The Corps said in 2016 that if the dams failed, they could cause $60 billion in damage to downtown Houston, the refinery-lined Houston Ship Channel and the 21 hospitals and 54 research institutions in the Texas Medical Center.
Harvey has forced the Corps of Engineers to suspend a $75 million retrofit of the dams that was expected to be done by 2020 or 2021.
Late Saturday, Mayor Turner issued a mandatory evacuation order for 300 people in flooded parts of west Houston, where 4,000 homes and apartments have remained mired in floodwaters from continuing releases from the Addicks and Barker reservoirs.
Turner issued a mandatory evacuation order late Saturday for 300 people who had hunkered down in their homes downstream of the dams, and power was shut off to the homes at 7 a.m. Sunday for the safety of residents and first responders.

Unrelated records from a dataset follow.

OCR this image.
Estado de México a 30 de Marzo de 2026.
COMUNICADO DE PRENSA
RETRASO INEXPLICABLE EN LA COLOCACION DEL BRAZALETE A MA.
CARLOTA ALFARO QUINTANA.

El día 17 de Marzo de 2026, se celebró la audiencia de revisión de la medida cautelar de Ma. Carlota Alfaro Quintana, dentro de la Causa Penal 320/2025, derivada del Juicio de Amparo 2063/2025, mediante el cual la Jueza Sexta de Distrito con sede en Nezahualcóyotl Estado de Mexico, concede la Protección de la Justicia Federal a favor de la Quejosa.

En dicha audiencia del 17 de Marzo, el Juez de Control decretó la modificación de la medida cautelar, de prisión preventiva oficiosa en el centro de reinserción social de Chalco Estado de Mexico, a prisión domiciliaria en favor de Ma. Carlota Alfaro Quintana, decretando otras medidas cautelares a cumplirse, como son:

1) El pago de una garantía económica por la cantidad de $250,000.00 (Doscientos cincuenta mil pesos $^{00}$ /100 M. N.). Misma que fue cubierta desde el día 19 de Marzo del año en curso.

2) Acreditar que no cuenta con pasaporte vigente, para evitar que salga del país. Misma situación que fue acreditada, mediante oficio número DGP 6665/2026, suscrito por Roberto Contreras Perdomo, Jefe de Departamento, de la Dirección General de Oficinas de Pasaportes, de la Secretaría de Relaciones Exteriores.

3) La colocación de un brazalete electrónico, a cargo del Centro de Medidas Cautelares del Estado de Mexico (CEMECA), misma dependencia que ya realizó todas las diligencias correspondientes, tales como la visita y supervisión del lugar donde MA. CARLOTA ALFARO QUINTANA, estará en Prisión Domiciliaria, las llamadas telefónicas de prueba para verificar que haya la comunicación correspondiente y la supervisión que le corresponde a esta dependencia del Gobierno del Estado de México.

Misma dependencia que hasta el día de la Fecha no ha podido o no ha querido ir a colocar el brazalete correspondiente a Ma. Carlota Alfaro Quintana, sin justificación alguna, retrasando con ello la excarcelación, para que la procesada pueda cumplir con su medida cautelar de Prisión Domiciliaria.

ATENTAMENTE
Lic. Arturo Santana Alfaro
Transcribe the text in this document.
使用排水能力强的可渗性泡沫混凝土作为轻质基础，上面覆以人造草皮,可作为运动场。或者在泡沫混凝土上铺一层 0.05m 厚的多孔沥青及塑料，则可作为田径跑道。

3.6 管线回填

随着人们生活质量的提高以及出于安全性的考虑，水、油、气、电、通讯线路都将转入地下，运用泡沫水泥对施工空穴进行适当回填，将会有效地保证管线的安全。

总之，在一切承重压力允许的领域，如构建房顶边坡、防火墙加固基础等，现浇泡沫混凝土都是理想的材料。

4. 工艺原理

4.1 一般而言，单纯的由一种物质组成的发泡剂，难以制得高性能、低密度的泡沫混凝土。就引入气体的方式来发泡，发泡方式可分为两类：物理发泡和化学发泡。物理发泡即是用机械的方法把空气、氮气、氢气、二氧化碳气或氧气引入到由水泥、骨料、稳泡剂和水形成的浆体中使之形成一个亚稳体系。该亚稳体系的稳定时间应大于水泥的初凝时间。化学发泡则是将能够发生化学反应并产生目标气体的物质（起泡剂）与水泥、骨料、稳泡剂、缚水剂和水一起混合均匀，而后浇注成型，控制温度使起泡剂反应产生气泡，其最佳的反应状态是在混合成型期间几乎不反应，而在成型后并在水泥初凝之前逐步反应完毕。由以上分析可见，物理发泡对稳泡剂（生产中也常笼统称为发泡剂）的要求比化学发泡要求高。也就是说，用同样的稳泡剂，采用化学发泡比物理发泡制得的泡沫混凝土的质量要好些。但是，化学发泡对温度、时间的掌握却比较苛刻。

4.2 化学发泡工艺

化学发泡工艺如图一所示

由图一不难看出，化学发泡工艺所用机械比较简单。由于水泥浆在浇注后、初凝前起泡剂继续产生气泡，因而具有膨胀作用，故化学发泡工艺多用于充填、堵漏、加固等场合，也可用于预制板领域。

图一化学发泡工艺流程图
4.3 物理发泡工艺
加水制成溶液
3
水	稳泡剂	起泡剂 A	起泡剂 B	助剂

“The situation of the release of water from the reservoir is not going to change in the next 10 days. Think of the first responders,” Turner said on Saturday.
The Corps of Engineers said in a statement Sunday that it started a gradual reduction in the water release from the dams Sunday night.
“Downstream homeowners will see a gradual decrease in water elevations as releases are reduced. However, if the area experiences more rain before the reservoirs are empty, higher releases could become necessary again. Therefore, your local emergency management agencies may encourage you to stay out of flooded areas until Buffalo Bayou is within its banks,” the Corps said.
A Freedom of Information Act request by the Sierra Club brought to light a memo the Corps of Engineers circulated internally in July 2010 that stated the dams “currently face significant risks of ‘catastrophic failure.’”
The Corps of Engineers categorized them as “extremely high risk” to move them to the front of the line for federal funding for repairs.
Corps officers backtracked from the doomsday warnings in spring 2016, and said the dams are not in imminent danger of failing, but they were retrofitting the dams out of abundance of caution due to the potential impact of a failure on one of the nation’s biggest cities.
“The fact that the Houston metropolitan area is the nation’s fourth-largest population center is a primary concern,” the agency said at the time. “Any dam safety issues at Addicks and Barker could have a far greater impact due to the magnitude of people and property downstream, as opposed to other dams around the country in rural or low-population density areas.”
The earthen dam embankments are massive – Barker spans more than 13 miles and Addicks a little over 11 miles. The two reservoirs can store up to 410,000 acre feet of water, enough to cover 410,000 acres a foot deep.
CNS reporter James Palmer contributed to this story.